Jakarta, CNN Indonesia --
Kementerian Agraria dan Tata Ruang/ Badan Pertanahan Nasional (ATR/BPN) berjanji tak mengambil alih tanah warisan milik warga yang sudah bersertifikat.
Kekhawatiran masyarakat pemilik sertifikat tanah mencuat usai Menteri ATR/Kepala BPN Nusron Wahid mengingatkan soal kewenangan negara mengamankan tanah telantar. Ini sejalan dengan Peraturan Pemerintah (PP) Nomor 20 Tahun 2021 tentang Penertiban Kawasan dan Tanah Telantar.
Akan tetapi, Kepala Biro Humas dan Protokol Kementerian ATR/BPN Harison Mocodompis menegaskan pihaknya tak serampangan melabeli tanah warga dengan cap 'telantar'. Ia menekankan targetnya adalah tanah yang benar-benar kosong dan tidak dimanfaatkan sesuai peruntukannya.
ADVERTISEMENT
SCROLL TO CONTINUE WITH CONTENT
"Bukan rumah warisan yang sudah ada di atas sebuah tanah, kemudian ditelantarkan, ya itu enggak ada urusannya. Orang tanah sudah ada rumah kok di atasnya, ada kebun, berarti kan tidak terlantar. Dan hak milik (sertifikat hak milik/SHM)," jelasnya kepada CNNIndonesia.com melalui sambungan telepon, Rabu (16/7).

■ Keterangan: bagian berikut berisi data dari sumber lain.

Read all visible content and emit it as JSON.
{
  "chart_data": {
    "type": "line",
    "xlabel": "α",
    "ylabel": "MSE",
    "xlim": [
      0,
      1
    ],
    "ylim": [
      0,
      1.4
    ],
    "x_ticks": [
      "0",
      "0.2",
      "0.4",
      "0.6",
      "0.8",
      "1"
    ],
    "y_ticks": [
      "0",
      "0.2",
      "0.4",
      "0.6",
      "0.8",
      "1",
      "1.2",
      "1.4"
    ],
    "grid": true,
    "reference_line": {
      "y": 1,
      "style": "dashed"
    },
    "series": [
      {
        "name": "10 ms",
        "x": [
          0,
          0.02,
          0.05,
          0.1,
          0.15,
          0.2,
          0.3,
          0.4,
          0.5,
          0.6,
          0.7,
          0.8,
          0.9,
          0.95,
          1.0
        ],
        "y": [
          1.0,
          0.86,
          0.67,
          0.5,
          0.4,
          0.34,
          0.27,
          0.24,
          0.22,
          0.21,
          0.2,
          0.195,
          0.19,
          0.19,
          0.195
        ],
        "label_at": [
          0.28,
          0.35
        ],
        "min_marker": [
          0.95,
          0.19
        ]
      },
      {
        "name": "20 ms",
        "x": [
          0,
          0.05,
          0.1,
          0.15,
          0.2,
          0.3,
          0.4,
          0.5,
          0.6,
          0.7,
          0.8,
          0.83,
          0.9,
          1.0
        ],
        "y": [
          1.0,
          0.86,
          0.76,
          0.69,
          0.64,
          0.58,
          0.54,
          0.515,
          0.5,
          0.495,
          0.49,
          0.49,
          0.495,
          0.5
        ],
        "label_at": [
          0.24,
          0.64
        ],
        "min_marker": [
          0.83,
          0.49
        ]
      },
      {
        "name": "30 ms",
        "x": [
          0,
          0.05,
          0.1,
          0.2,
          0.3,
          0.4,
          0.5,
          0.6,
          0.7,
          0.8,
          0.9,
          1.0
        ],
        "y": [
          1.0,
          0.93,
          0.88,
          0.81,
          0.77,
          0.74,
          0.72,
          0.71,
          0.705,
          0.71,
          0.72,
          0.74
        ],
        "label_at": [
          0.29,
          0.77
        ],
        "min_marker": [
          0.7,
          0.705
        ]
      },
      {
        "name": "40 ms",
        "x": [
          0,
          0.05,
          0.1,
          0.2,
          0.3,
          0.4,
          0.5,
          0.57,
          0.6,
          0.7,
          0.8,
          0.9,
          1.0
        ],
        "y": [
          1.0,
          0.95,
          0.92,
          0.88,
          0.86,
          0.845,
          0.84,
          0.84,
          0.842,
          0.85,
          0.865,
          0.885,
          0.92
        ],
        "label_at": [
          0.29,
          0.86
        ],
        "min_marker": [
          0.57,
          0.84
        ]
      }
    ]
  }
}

"Objek dari peraturan ini adalah tanah-tanah yang memang kosong blong. Kalau pagar bagaimana, pak? Sudah bayar pajak bumi bangunan (PBB), ada pagar, ndak (tidak diambil negara) lah! Itu kan sudah diusahakan berarti," tegas Harison.
Bukan cuma SHM, Harison juga mencontohkan pengusahaan tanah bersertifikat hak guna usaha (HGU). Ia mengatakan tanah HGU yang sudah berdiri ruko atau toko berarti sudah tergolong diusahakan oleh pemilik sertifikat.
Anak buah Nusron itu menegaskan Kementerian ATR selalu mencatat permohonan atas penggunaan HGU atau hak guna bangunan (HGB) tersebut. Jika tidak dipergunakan sesuai tujuan awal, negara bakal mengambilnya kembali.
"Kalau HGU-HGB itu kan pengusahaannya jelas, untuk pembangunan gedung-gedung usaha. Kalau hak pengelolaan (HPL) itu biasanya untuk pemerintah ... Yang dimaksud di sini (PP Nomor 20 Tahun 2021) itu betul-betul kosong, tidak dimanfaatkan sesuai dengan peruntukannya," tandasnya.
Menteri Nusron Wahid mengatakan sejauh ini sudah ada 1,4 juta hektare tanah telantar yang diamankan negara. Itu merupakan bagian dari 55,9 juta hektare alias 79,5 persen tanah bersertifikat di Indonesia.
Ia mengklaim lokasi tanah-tanah tersebut berada di daerah transmigrasi. Nusron tak merinci lebih lanjut titik-titik tanah telantar tersebut.
Terpisah, Direktur Jenderal Pengadaan Tanah dan Pengembangan Pertanahan Kementerian ATR Embun Sari menegaskan tidak ada tanah SHM yang diambil alih negara.
"Sampai saat ini, setahu saya belum ada hak milik (SHM) perorangan yang menjadi objek tanah telantar. Hanya HGB atau HGU besar saja milik perusahaan," ucap Embun saat dikonfirmasi.
Kementerian ATR/BPN menjelaskan batas waktu yang diberikan negara adalah 2 tahun plus 587 hari, sampai akhirnya objek tersebut sah ditetapkan sebagai tanah telantar.